Mona’s Familienservice: Neue Angebote wenden sich an Kinder und Jugendliche
Aus Konfliktsituationen befreien

Delbrück (WB). Familien- und Haushaltshilfen, aber auch die Betreuung von Pflegebedürftigen, sind die Aufgabenbereiche von „Mona’s Familienservice“. Seit acht Jahren bietet Mona Griese aus Delbrück diese Dienstleistungen in den Kreis Paderborn und Gütersloh an.

Donnerstag, 15.10.2020, 13:52 Uhr aktualisiert: 15.10.2020, 13:56 Uhr
Kümmern sich bei Mona’s Familienservice um die verschiedenen Aufgabenbereiche (von links): Norbert Büttner, Sylvie Hoffmann (Organisation der Mobbingkurse), die Teamleiterin Bereich Haushaltshilfe Sylvia Kracht, Gründerin und Inhaberin Mona Griese (vorne) sowie Sandra Singh, Elisabeth Coprian, Elisabeth Munslow und Bettina Hartmann. Foto: Axel Langer
Kümmern sich bei Mona’s Familienservice um die verschiedenen Aufgabenbereiche (von links): Norbert Büttner, Sylvie Hoffmann (Organisation der Mobbingkurse), die Teamleiterin Bereich Haushaltshilfe Sylvia Kracht, Gründerin und Inhaberin Mona Griese (vorne) sowie Sandra Singh, Elisabeth Coprian, Elisabeth Munslow und Bettina Hartmann. Foto: Axel Langer

Der inzwischen 63 Mitarbeiter zählende Betrieb hat nun ein neues Angebot erstellt: Ausgebildete Selbstbehauptungstrainer bieten einen Trainingskursus gegen Mobbing und Konflikte an Kindergärten und Schulen an. „Wir richten uns damit gezielt an Kinder und Jugendliche“, so Inhaberin Mona Griese, die selbst zum Team der Selbstbehauptungstrainerinnen gehört.

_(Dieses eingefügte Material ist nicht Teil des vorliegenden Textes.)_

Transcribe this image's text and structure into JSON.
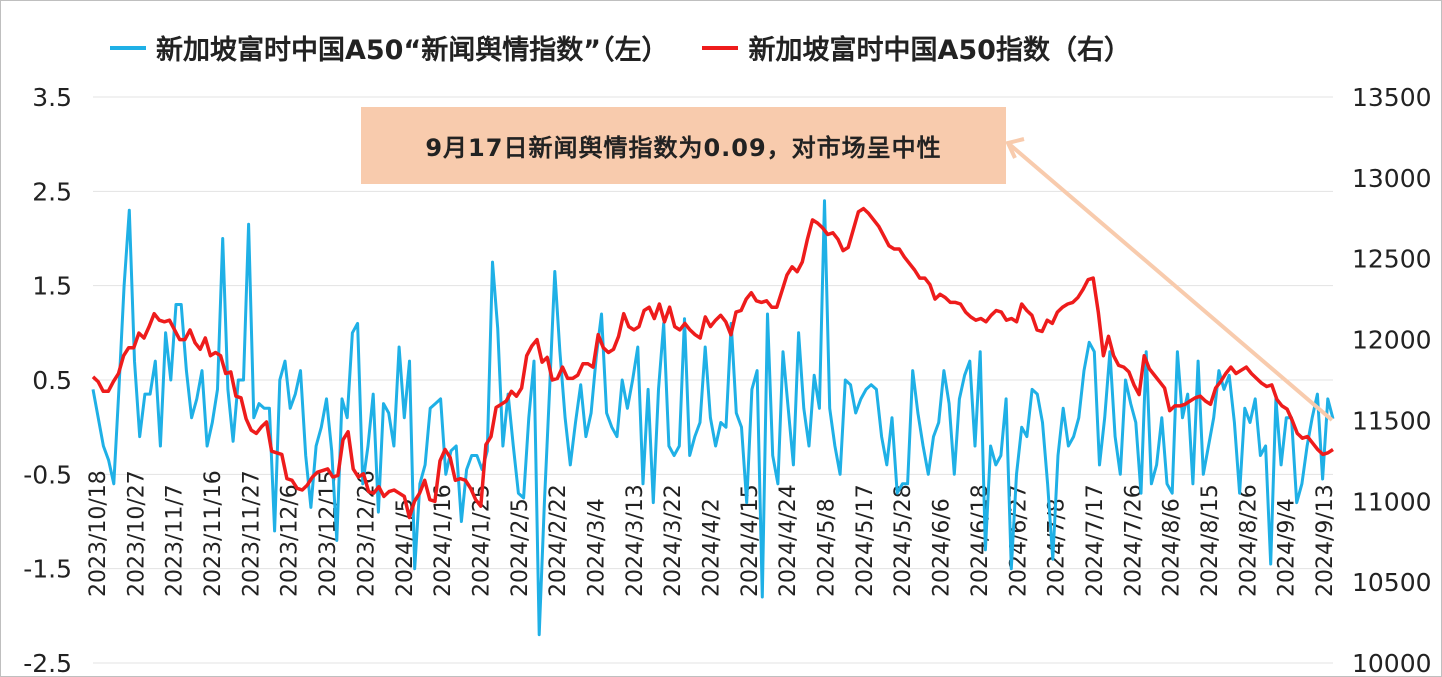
{
  "chart_data": {
    "type": "line",
    "title": "",
    "legend_position": "top",
    "grid": "horizontal",
    "y_left": {
      "ylim": [
        -2.5,
        3.5
      ],
      "ticks": [
        3.5,
        2.5,
        1.5,
        0.5,
        -0.5,
        -1.5,
        -2.5
      ],
      "tick_labels": [
        "3.5",
        "2.5",
        "1.5",
        "0.5",
        "-0.5",
        "-1.5",
        "-2.5"
      ]
    },
    "y_right": {
      "ylim": [
        10000,
        13500
      ],
      "ticks": [
        13500,
        13000,
        12500,
        12000,
        11500,
        11000,
        10500,
        10000
      ],
      "tick_labels": [
        "13500",
        "13000",
        "12500",
        "12000",
        "11500",
        "11000",
        "10500",
        "10000"
      ]
    },
    "x_tick_labels": [
      "2023/10/18",
      "2023/10/27",
      "2023/11/7",
      "2023/11/16",
      "2023/11/27",
      "2023/12/6",
      "2023/12/15",
      "2023/12/26",
      "2024/1/5",
      "2024/1/16",
      "2024/1/25",
      "2024/2/5",
      "2024/2/22",
      "2024/3/4",
      "2024/3/13",
      "2024/3/22",
      "2024/4/2",
      "2024/4/15",
      "2024/4/24",
      "2024/5/8",
      "2024/5/17",
      "2024/5/28",
      "2024/6/6",
      "2024/6/18",
      "2024/6/27",
      "2024/7/8",
      "2024/7/17",
      "2024/7/26",
      "2024/8/6",
      "2024/8/15",
      "2024/8/26",
      "2024/9/4",
      "2024/9/13"
    ],
    "series": [
      {
        "name": "新加坡富时中国A50“新闻舆情指数”（左）",
        "axis": "left",
        "color": "#1fb0e6",
        "values": [
          0.4,
          0.1,
          -0.2,
          -0.35,
          -0.6,
          0.4,
          1.5,
          2.3,
          0.7,
          -0.1,
          0.35,
          0.35,
          0.7,
          -0.2,
          1,
          0.5,
          1.3,
          1.3,
          0.6,
          0.1,
          0.3,
          0.6,
          -0.2,
          0.05,
          0.4,
          2,
          0.4,
          -0.15,
          0.5,
          0.5,
          2.15,
          0.1,
          0.25,
          0.2,
          0.2,
          -1.1,
          0.5,
          0.7,
          0.2,
          0.35,
          0.6,
          -0.3,
          -0.85,
          -0.2,
          0,
          0.3,
          -0.25,
          -1.2,
          0.3,
          0.1,
          1,
          1.1,
          -0.6,
          -0.2,
          0.35,
          -0.9,
          0.25,
          0.15,
          -0.2,
          0.85,
          0.1,
          0.7,
          -1.5,
          -0.6,
          -0.4,
          0.2,
          0.25,
          0.3,
          -0.5,
          -0.25,
          -0.2,
          -1.0,
          -0.45,
          -0.3,
          -0.3,
          -0.45,
          -0.25,
          1.75,
          1.05,
          -0.2,
          0.35,
          -0.2,
          -0.7,
          -0.75,
          0.1,
          0.7,
          -2.2,
          -0.8,
          0.4,
          1.65,
          0.8,
          0.1,
          -0.4,
          0.05,
          0.45,
          -0.1,
          0.15,
          0.75,
          1.2,
          0.15,
          0,
          -0.1,
          0.5,
          0.2,
          0.5,
          0.85,
          -0.6,
          0.4,
          -0.8,
          0.4,
          1.1,
          -0.2,
          -0.3,
          -0.2,
          1.15,
          -0.3,
          -0.1,
          0.05,
          0.85,
          0.1,
          -0.2,
          0.05,
          0,
          1.1,
          0.15,
          0,
          -0.8,
          0.4,
          0.6,
          -1.8,
          1.2,
          -0.3,
          -0.6,
          0.8,
          0.2,
          -0.4,
          1.0,
          0.2,
          -0.2,
          0.55,
          0.2,
          2.4,
          0.2,
          -0.2,
          -0.5,
          0.5,
          0.45,
          0.15,
          0.3,
          0.4,
          0.45,
          0.4,
          -0.1,
          -0.4,
          0.1,
          -0.7,
          -0.6,
          -0.6,
          0.6,
          0.15,
          -0.2,
          -0.5,
          -0.1,
          0.05,
          0.6,
          0.25,
          -0.5,
          0.3,
          0.55,
          0.7,
          -0.2,
          0.8,
          -1.3,
          -0.2,
          -0.4,
          -0.3,
          0.3,
          -1.5,
          -0.5,
          0,
          -0.1,
          0.4,
          0.35,
          0.05,
          -0.6,
          -1.4,
          -0.3,
          0.2,
          -0.2,
          -0.1,
          0.1,
          0.6,
          0.9,
          0.8,
          -0.4,
          0.1,
          0.8,
          -0.1,
          -0.5,
          0.5,
          0.25,
          0.05,
          -0.7,
          0.8,
          -0.6,
          -0.4,
          0.1,
          -0.6,
          -0.7,
          0.8,
          0.1,
          0.35,
          -0.6,
          0.7,
          -0.5,
          -0.2,
          0.1,
          0.6,
          0.4,
          0.55,
          0.05,
          -0.7,
          0.2,
          0.05,
          0.3,
          -0.3,
          -0.2,
          -1.45,
          0.3,
          -0.4,
          0.1,
          0.1,
          -0.8,
          -0.6,
          -0.2,
          0.1,
          0.35,
          -0.55,
          0.3,
          0.09
        ]
      },
      {
        "name": "新加坡富时中国A50指数（右）",
        "axis": "right",
        "color": "#ee1c1c",
        "values": [
          11770,
          11740,
          11680,
          11680,
          11740,
          11790,
          11900,
          11950,
          11950,
          12040,
          12010,
          12080,
          12160,
          12120,
          12110,
          12120,
          12060,
          12000,
          12000,
          12060,
          11980,
          11940,
          12010,
          11900,
          11920,
          11900,
          11790,
          11800,
          11650,
          11640,
          11510,
          11440,
          11420,
          11460,
          11490,
          11310,
          11300,
          11290,
          11140,
          11130,
          11080,
          11070,
          11100,
          11150,
          11180,
          11190,
          11200,
          11150,
          11160,
          11380,
          11430,
          11200,
          11150,
          11170,
          11060,
          11050,
          11090,
          11030,
          11060,
          11070,
          11050,
          11030,
          10900,
          11000,
          11050,
          11130,
          11010,
          11000,
          11250,
          11320,
          11270,
          11130,
          11140,
          11130,
          11080,
          11010,
          10970,
          11350,
          11400,
          11580,
          11600,
          11620,
          11680,
          11650,
          11700,
          11900,
          11960,
          12000,
          11860,
          11890,
          11750,
          11760,
          11830,
          11760,
          11760,
          11780,
          11850,
          11850,
          11830,
          12030,
          11950,
          11920,
          11940,
          12020,
          12160,
          12080,
          12060,
          12080,
          12180,
          12200,
          12130,
          12220,
          12110,
          12200,
          12080,
          12060,
          12100,
          12060,
          12030,
          12010,
          12140,
          12080,
          12120,
          12150,
          12110,
          12030,
          12170,
          12180,
          12250,
          12290,
          12240,
          12230,
          12240,
          12200,
          12200,
          12300,
          12400,
          12450,
          12420,
          12480,
          12620,
          12740,
          12720,
          12690,
          12650,
          12660,
          12620,
          12550,
          12570,
          12680,
          12790,
          12810,
          12780,
          12740,
          12700,
          12640,
          12580,
          12560,
          12560,
          12510,
          12470,
          12430,
          12380,
          12380,
          12340,
          12250,
          12280,
          12260,
          12230,
          12230,
          12220,
          12170,
          12140,
          12120,
          12130,
          12110,
          12150,
          12180,
          12170,
          12120,
          12130,
          12110,
          12220,
          12180,
          12150,
          12060,
          12050,
          12120,
          12100,
          12170,
          12200,
          12220,
          12230,
          12260,
          12310,
          12370,
          12380,
          12170,
          11900,
          12020,
          11900,
          11840,
          11830,
          11800,
          11720,
          11660,
          11900,
          11820,
          11780,
          11740,
          11700,
          11560,
          11590,
          11590,
          11600,
          11620,
          11640,
          11650,
          11620,
          11600,
          11700,
          11740,
          11790,
          11830,
          11790,
          11810,
          11830,
          11790,
          11760,
          11730,
          11710,
          11720,
          11630,
          11590,
          11570,
          11500,
          11420,
          11390,
          11400,
          11360,
          11320,
          11290,
          11300,
          11320
        ]
      }
    ],
    "annotations": [
      {
        "text": "9月17日新闻舆情指数为0.09，对市场呈中性"
      }
    ]
  }
}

Das Kursangebot wird durch Vorträge für Eltern, Erzieher sowie Lehrer ergänzt. Auch Sylvie Hoffmann hat die halbjährige Fortbildung besucht und organisiert nun die Mobbingkurse. „Wir trainieren mit Kindern und Jugendlichen, wie sie mit Konfliktsituationen umgehen und diesen idealerweise aus dem Weg gehen können. Außerdem zeigen wir Strategien auf, wie sie auf Mobbing reagieren können“, erläutert Sylvie Hoffmann.

Angeboten werden verschiedene Trainingsangebote als Präsenztraining. Sehr gute Erfahrungen haben die Selbstbehauptungstrainerinnen mit Kursen in Grundschulen und Kindergärten gemacht. Doch auch Jugendliche wurden bereits geschult. Wichtiger Teil des Trainings sind Rollenspiele. „Hier schlüpfen auch die Trainerinnen in verschiedene Rolle, so dass wir eine aktives Trainingsprogramm durchführen“, erläutert Sylvie Hoffmann.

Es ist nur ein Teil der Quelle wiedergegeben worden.